Tanzania’s diverse climate and topography presents a favourable context for studies into the differential risks of climate-sensitive pathogens, but currently lacks a robust system that can rapidly detect, identify, track and share information on (re)-emerging pathogens. This both limits its ability to respond to outbreaks, and impedes the analysis of long-term changes and trends needed to establish preventive policy measures.

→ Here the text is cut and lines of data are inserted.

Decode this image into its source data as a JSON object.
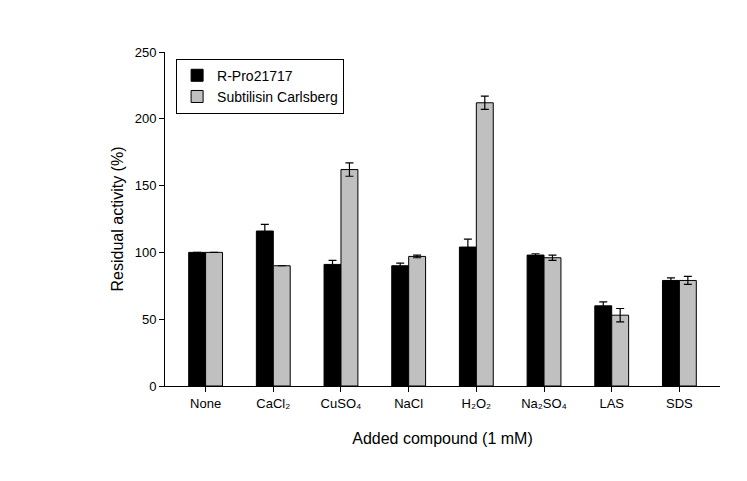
{
  "chart_data": {
    "type": "bar",
    "x_label": "Added compound (1 mM)",
    "y_label": "Residual activity (%)",
    "categories": [
      "None",
      "CaCl₂",
      "CuSO₄",
      "NaCl",
      "H₂O₂",
      "Na₂SO₄",
      "LAS",
      "SDS"
    ],
    "series": [
      {
        "name": "R-Pro21717",
        "color": "#000000",
        "values": [
          100,
          116,
          91,
          90,
          104,
          98,
          60,
          79
        ],
        "errors": [
          0,
          5,
          3,
          2,
          6,
          1,
          3,
          2
        ]
      },
      {
        "name": "Subtilisin Carlsberg",
        "color": "#c0c0c0",
        "values": [
          100,
          90,
          162,
          97,
          212,
          96,
          53,
          79
        ],
        "errors": [
          0,
          0,
          5,
          1,
          5,
          2,
          5,
          3
        ]
      }
    ],
    "ylim": [
      0,
      250
    ],
    "yticks": [
      0,
      50,
      100,
      150,
      200,
      250
    ],
    "grid": false,
    "legend": "upper left"
  }
}
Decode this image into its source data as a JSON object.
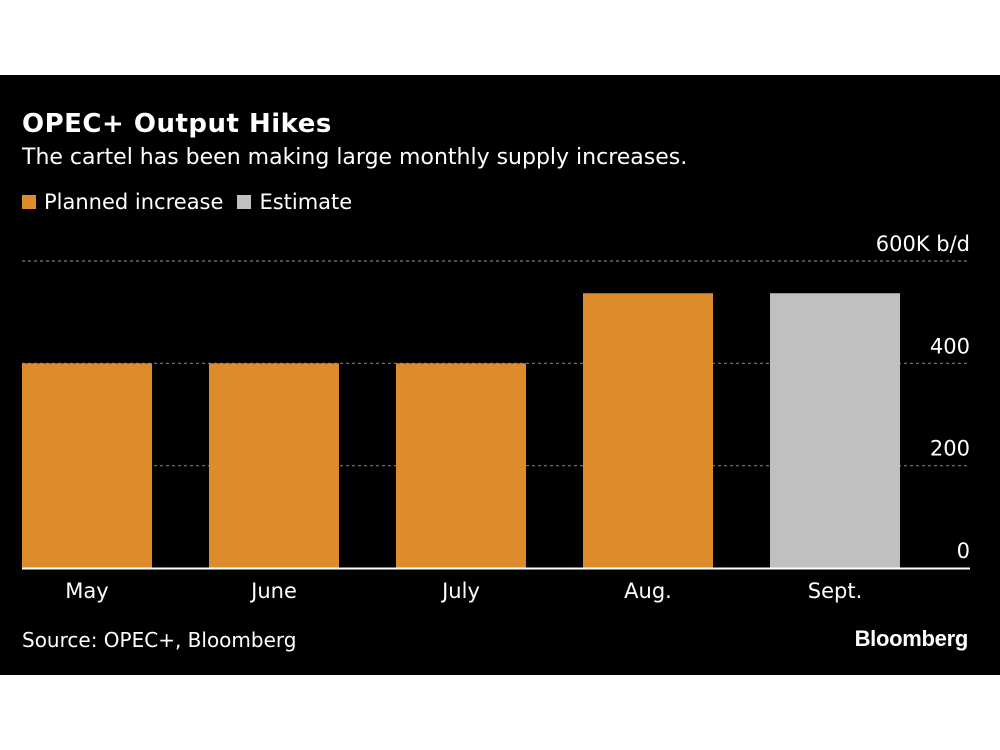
{
  "chart_data": {
    "type": "bar",
    "title": "OPEC+ Output Hikes",
    "subtitle": "The cartel has been making large monthly supply increases.",
    "categories": [
      "May",
      "June",
      "July",
      "Aug.",
      "Sept."
    ],
    "values": [
      400,
      400,
      400,
      537,
      537
    ],
    "series_assignment": [
      "Planned increase",
      "Planned increase",
      "Planned increase",
      "Planned increase",
      "Estimate"
    ],
    "legend": [
      {
        "name": "Planned increase",
        "color": "#de8b2b"
      },
      {
        "name": "Estimate",
        "color": "#c0c0c0"
      }
    ],
    "ylim": [
      0,
      600
    ],
    "yticks": [
      0,
      200,
      400,
      600
    ],
    "ytick_labels": [
      "0",
      "200",
      "400",
      "600K b/d"
    ],
    "xlabel": "",
    "ylabel": "",
    "grid": true,
    "source": "Source: OPEC+, Bloomberg"
  },
  "branding": {
    "logo_text": "Bloomberg"
  },
  "colors": {
    "background": "#000000",
    "text": "#ffffff",
    "grid": "#7a7a7a",
    "axis": "#ffffff"
  }
}
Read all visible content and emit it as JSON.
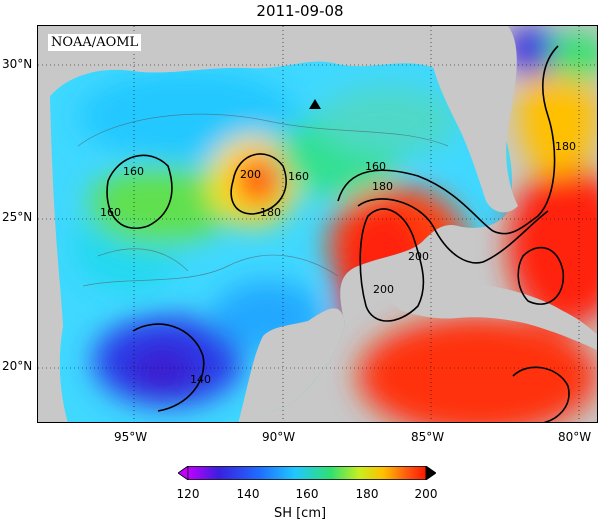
{
  "title": "2011-09-08",
  "source": "NOAA/AOML",
  "lat_labels": [
    "30°N",
    "25°N",
    "20°N"
  ],
  "lon_labels": [
    "95°W",
    "90°W",
    "85°W",
    "80°W"
  ],
  "contour_labels": [
    "160",
    "160",
    "160",
    "200",
    "180",
    "160",
    "180",
    "200",
    "200",
    "140",
    "180"
  ],
  "colorbar": {
    "title": "SH [cm]",
    "ticks": [
      "120",
      "140",
      "160",
      "180",
      "200"
    ],
    "colors": [
      "#c000ff",
      "#3a1fe0",
      "#1f6dff",
      "#20c8ff",
      "#30e070",
      "#c8ee20",
      "#ffc000",
      "#ff5a10",
      "#ff1800"
    ]
  },
  "marker": "triangle-marker"
}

Advances in sequencing have enabled rapid identification of complete genomic information of pathogens. ONT sequencers have demonstrated to be particularly useful in resource-limited settings because of their portability, low up-front costs and feasibility for real-time outbreak tracking of recent epidemics (e.g. Ebola, Zika and COVID-19). It has as well been used for rapid identification of bacterial infections and AMR of clinical relevance. This project proposes to create the capacity for ONT-based sequencing, analyse and real-time sharing of pathogen information at selected research centres across Tanzania. The implementation will focus on climate-sensitive and epidemic-prone pathogens that cause acute febrile illnesses and childhood diarrhoea, while creating the capacity for all-round genomics and bioinformatics work at these research centres. Finally, the project will create integrated epidemiological, meteorological and genomic databases that can be used for retrospective retrieval and analysis.
The project builds on a previous DANIDA-research funded collaboration whereby a sustainable genomics & bioinformatics unit at KCRI was established. This will form the backbone for the decentralised ’sequencing at the source’ capacity realised in this project.

Outputs

First year report:
16th April 2021 in Dodoma: Project kickoff meeting attended by all project partners and the NIMR director general.
14th Sept 2021 in Dodoma: Consultative and planning meeting attended by medical officers in charge from 5 participating hospitals and director of curative and preventive services ministry of health.
19th to 23rd April 2021 in Moshi: A one-week hands on training on sequencing and analysis was conducted at KCRI. Twelve lab technicians (2 @ hospital) from all participating hospitals were trained.
17 June 2022 in Dodoma. Live sequencing performed and demonstrated by all participating regional laboratories to invited stakeholders.
Two ethical approvals from Zanzibar (ZAHRI) and Tanzania mainland (NIMR) to allow project implementation were obtained since February 2022. Additionally the project has received permission from Regional Administration and Local Government (TAMISEMI) to allow regional hospitals in Tanzania mainland to participate.
Two PhDs are registered - one will characterise climate senistive viral pathogens in blood/stool and the other will characterise bacteria in blood/stool. Two MSc fellows are are pursuing molecular biology and one MSc fellow is doing biostatistics. All fellows are registered in local universities. The fellows are an integral part in the project implementation. All sites have been visited, trained and are implementing the project at different levels of expertise.